Furcraea foetida is an monocarpic-perennial (to evergreen) subshrub, closely related to the North American Agave and Yucca genera. The plants are generally stemless; larger, more mature specimens may develop a short, trunk-like stem over time, growing approximately one meter (3 feet) tall. The leaves (which are somewhat more pliable than those of the agaves) are sword-shaped, 1-1.8 m long and 10–15 cm broad at their widest point, narrowing to 6–7 cm broad at the leaf base to a sharp spine tip at the apex.
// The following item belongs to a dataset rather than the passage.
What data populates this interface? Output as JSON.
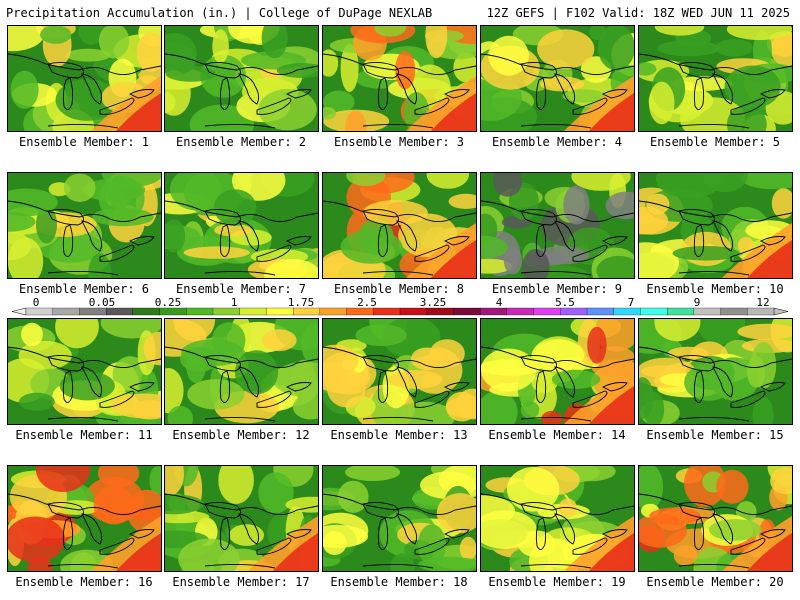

The leaves emerge one-by-one, almost in a “rosette” formation from the ground, one leaf unfurling at a time. Leaf margins are entirely smooth in some varieties, or edged with hooked spines in others. The flowers are greenish to creamy white, 4 cm long, and strongly scented; they are produced on a large inflorescence up to 7.5 m tall. As with other monocarpic plants, the flowering section dies-back after blooming and setting seed, normally leaving behind young plants (or “pups”), which emerge from the roots and from the rhizome, surrounding the bottom of the main “mother” plant.

- Cultivation
The plant is cultivated in subtropical and tropical regions as a fiber and textile product, and as an ornamental plant for appropriate gardens. Its leaves are mainly used to produce a natural fiber similar to sisal, with large plantations dedicated to its cultivation in East Africa.